The answer is $\boxed{10}$, achieved when $S_i = \{ i\}$ for $i < 10$ and $S_{10} = \{10, 11, \dots, 100 \}.$ The key insight is the following:

Claim: Fix $n$ for the moment. Then the minimum score is obtained when $S_i = \{ i \}$ for $i < n$ and $S_n = \{n, n+1, \dots, 100 \}$.

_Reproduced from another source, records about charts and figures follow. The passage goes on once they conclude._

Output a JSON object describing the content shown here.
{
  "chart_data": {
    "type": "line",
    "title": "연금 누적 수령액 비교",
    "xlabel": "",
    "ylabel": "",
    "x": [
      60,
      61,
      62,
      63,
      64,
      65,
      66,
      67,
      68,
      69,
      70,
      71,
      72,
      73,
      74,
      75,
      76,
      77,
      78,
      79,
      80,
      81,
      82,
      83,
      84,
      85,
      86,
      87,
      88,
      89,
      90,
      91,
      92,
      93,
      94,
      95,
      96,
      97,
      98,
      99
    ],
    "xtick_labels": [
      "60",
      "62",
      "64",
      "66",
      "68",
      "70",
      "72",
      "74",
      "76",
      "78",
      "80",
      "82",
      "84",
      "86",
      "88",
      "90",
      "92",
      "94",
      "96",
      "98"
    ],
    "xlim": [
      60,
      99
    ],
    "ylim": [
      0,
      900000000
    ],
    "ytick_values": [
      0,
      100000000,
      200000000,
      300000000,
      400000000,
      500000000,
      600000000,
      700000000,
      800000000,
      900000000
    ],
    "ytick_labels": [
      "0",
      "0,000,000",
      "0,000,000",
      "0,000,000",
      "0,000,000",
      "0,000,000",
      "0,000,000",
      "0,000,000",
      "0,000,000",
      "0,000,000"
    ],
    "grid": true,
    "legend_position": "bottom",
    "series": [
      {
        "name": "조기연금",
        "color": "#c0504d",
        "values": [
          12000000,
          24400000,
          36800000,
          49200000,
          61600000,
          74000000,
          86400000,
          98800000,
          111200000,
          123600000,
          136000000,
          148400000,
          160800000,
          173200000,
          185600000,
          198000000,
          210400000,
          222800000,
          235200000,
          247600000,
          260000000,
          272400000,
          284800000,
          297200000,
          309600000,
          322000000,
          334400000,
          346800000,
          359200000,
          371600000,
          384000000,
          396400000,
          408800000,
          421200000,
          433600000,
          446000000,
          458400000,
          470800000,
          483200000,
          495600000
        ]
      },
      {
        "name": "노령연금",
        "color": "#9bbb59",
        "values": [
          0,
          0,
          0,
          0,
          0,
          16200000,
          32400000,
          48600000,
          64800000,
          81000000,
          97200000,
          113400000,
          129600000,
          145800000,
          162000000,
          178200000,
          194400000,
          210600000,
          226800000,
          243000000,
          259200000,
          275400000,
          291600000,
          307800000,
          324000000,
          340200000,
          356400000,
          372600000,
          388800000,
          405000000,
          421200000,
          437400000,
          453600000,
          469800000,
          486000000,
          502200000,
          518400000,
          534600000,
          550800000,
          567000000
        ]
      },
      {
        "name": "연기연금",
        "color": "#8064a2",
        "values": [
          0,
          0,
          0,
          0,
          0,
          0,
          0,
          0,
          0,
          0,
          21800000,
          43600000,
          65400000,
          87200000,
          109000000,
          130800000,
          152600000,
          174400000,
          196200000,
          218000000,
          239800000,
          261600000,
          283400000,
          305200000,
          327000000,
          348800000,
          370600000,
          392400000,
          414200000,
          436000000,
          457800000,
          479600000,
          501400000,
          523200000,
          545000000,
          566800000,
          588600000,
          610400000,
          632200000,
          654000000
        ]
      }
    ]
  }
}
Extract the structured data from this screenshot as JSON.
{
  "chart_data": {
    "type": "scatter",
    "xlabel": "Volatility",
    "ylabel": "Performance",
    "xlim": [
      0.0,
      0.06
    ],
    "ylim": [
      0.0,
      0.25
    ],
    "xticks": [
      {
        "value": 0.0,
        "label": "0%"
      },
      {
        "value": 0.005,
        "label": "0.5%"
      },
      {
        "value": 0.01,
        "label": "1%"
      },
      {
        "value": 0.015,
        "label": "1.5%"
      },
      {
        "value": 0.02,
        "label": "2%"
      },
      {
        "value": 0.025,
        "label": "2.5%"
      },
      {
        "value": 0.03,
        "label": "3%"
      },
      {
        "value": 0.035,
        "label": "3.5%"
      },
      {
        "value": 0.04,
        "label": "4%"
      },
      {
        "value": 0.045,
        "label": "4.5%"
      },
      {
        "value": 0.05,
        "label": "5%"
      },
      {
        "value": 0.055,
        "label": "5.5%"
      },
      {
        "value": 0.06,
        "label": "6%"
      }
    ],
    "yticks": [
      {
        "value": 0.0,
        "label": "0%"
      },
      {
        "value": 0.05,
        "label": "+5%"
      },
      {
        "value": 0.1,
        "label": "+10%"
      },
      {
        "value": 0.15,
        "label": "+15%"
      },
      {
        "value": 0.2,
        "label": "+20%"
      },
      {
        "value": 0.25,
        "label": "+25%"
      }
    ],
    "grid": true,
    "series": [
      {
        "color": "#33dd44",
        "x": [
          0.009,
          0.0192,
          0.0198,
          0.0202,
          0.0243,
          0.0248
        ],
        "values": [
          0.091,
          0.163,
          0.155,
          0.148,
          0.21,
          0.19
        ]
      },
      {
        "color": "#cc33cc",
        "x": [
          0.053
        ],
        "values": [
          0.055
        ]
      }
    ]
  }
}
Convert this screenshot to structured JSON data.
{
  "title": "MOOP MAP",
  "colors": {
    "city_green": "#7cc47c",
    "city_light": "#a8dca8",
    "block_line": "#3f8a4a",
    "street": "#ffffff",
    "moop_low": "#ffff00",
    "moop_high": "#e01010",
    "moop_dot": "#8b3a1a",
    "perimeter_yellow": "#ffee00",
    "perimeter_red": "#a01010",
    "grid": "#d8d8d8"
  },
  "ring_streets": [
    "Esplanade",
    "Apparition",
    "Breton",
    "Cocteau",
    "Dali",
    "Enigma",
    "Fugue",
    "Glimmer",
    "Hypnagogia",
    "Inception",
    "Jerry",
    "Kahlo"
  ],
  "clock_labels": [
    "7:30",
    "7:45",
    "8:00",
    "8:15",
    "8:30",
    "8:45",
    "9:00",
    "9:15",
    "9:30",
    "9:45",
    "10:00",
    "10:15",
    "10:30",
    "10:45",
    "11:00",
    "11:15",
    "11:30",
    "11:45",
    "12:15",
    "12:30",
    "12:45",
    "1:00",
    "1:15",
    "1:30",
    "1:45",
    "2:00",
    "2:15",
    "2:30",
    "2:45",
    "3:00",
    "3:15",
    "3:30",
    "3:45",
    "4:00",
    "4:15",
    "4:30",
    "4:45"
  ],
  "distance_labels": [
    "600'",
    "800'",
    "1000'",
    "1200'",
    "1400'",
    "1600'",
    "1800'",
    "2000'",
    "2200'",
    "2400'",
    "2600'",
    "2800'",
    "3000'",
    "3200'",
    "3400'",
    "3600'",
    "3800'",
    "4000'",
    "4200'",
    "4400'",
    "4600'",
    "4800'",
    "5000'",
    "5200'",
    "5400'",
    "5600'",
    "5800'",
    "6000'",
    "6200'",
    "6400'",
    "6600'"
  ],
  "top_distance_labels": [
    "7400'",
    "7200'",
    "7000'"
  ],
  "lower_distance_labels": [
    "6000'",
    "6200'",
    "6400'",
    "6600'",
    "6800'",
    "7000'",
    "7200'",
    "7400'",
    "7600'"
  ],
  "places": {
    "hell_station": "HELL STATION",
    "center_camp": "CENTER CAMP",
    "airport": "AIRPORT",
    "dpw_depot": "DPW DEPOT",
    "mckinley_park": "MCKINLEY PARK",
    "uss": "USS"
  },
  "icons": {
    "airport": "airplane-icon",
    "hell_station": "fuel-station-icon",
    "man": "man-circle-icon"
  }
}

The idea is that we can perform swaps that decrease the score until we reach that partition. Suppose we have another distinct partition. Let $f(i)$ denote the size of the $S_j$ which contains $i$. Let $k$ be the minimal integer such that $f(k) > 1$. Then suppose $k$ belongs to a set of the form $\{ k \} \cup A$. Because $A \neq \{ k+1, \dots 100 \}$, there must exist another set $B$ among the $S_i$ such that every element of $B$ is at least $k$. Then we claim that isolating $\{k \}$ and combining $A$ and $B$ into a single set decreases the score. This is a simple computation. Denote the score after this swap by $S'$. Let $\Sigma{T}$ denote the sum of elements of an arbitrary set $T$. Then

$$n(S - S') = \frac{ k + \sum(A)}{|A| + 1} + \frac{\sum(B)}{|B|} - k - \frac{\sum (A) + \sum (B)}{|A| + |B|}$$
$$= \frac{\sum(A) |B| (|B|-1) + \sum(B) |A|(|A| + 1) - k |A| |B| (|A|+|B|)}{(|A|+1)|B|(|A|+|B|)}$$
By the minimality of $k$, we have $\sum(A) > k|A|$ and likewise $\sum(B) > k|B|.$ Thus
$n(S - S') > \frac{ k|A||B|(|B|-1 + |A| + 1|) - k|A||B|(|A|+|B|)}{(|A|+1)|B|(|A|+|B|)} > 0 .$Hence we may perform swaps that decrease the score unless our partition is of the aforementioned form. This proves the claim.

Thus we are left with optimizing a function of $n$. For fixed $n$, the minimal partition has score
$\frac{1 + 2 + \dots + n-1 + \frac{100+n}{2}}{n} = \frac{n^2 + 100}{2n} = \frac{n}{2} + \frac{50}{n}.$By AM-GM this is at most $10$, as desired. $\square$